The Atlantic ran an excellent piece titled, “The Irrational Consumer: Why Economics Is Dead Wrong About How We Make Choices.” If you have ten minutes, it’s worth reading, but I’ve summarized five key takeaways:
- Too much choice stops the decision-making process cold. It’s counterintuitive because people say they want abundant choice, but when presented with too many options, the research (which now includes conclusive fMRI brain scans) clearly shows that consumers simply don’t decide. In the fast food arena, In-N-Out Burger is a great example. The simplicity of the chain’s offerings speeds customer choice, reduces operational friction, and has helped make the brand wildly popular.
- People look for reassurance when making decisions. They rely on mental shortcuts, which include cues from friends and family; guarantees; and expert opinions to relieve themselves of the burden of the deep processing required for more involved decisions. When marketers use tactics that offer customers these kinds of shortcuts, they’re more successful.
- The “availability bias” is one of the keys for successful marketing. Based on all the media coverage of firearms recently, it’s easy to believe that every stranger we meet is packing heat. That’s a perfect example of the “availability bias.” The more pervasive and consistent a message is, the more credible we find it. Consistent promotion is critical for creating this effect for brands. The number of store locations, media weight, and amount of press coverage all contribute to making a marketer’s message “available” to consumers. Positive familiarity creates affinity and credibility for a brand, which leads to preference.

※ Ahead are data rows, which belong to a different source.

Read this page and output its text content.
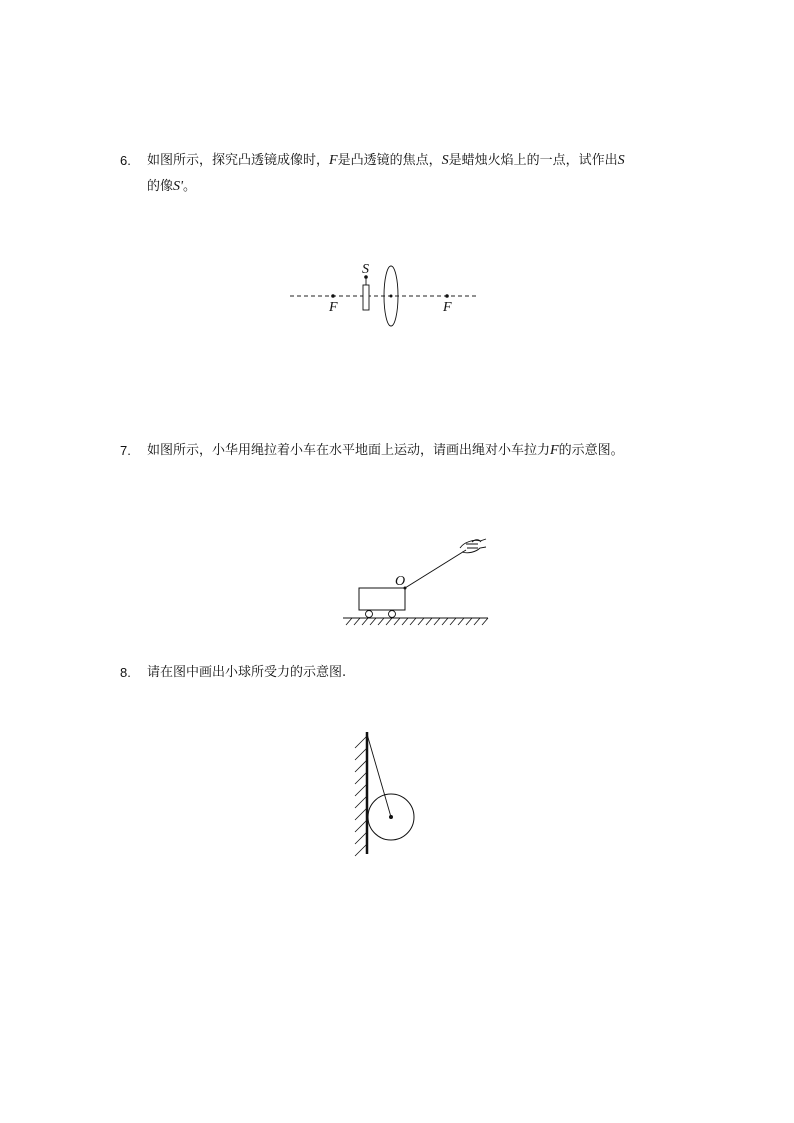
6. 如图所示，探究凸透镜成像时，F是凸透镜的焦点，S是蜡烛火焰上的一点，试作出S
的像S'。
S
F	F
7. 如图所示，小华用绳拉着小车在水平地面上运动，请画出绳对小车拉力F的示意图。
O
8. 请在图中画出小球所受力的示意图.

- Bargains are always appealing. This may seem obvious, but many marketers forget this basic tenant. JCPenney is a prime example. CEO Ron Jonson’s ill-informed decision not to move away from sales in favor of everyday low pricing was devastating for the company. In fact, Penney’s is one of the brands pundits say will disappear at the end of 2013 if the course is not changed. Packing promotions to preserve margin while leveraging the appeal of bargains is more art than science, but there’s no denying its effectiveness
- People don’t like to wait. Again, it seems obvious, but anything marketers can do to simply facilitate and speed access to the things customers want will improve results.
If you’re interested in diving deeper into the subject, a great place to start is with the work of Nobel Prize-winning psychologist Daniel Kahneman and his latest book,Thinking Fast, And Slow. For a quicker, more digestible look at these and related topics, check out, Brainfluence: 100 Ways To Persuade And Convince Consumers With Neuromarketing by Roger Dooley.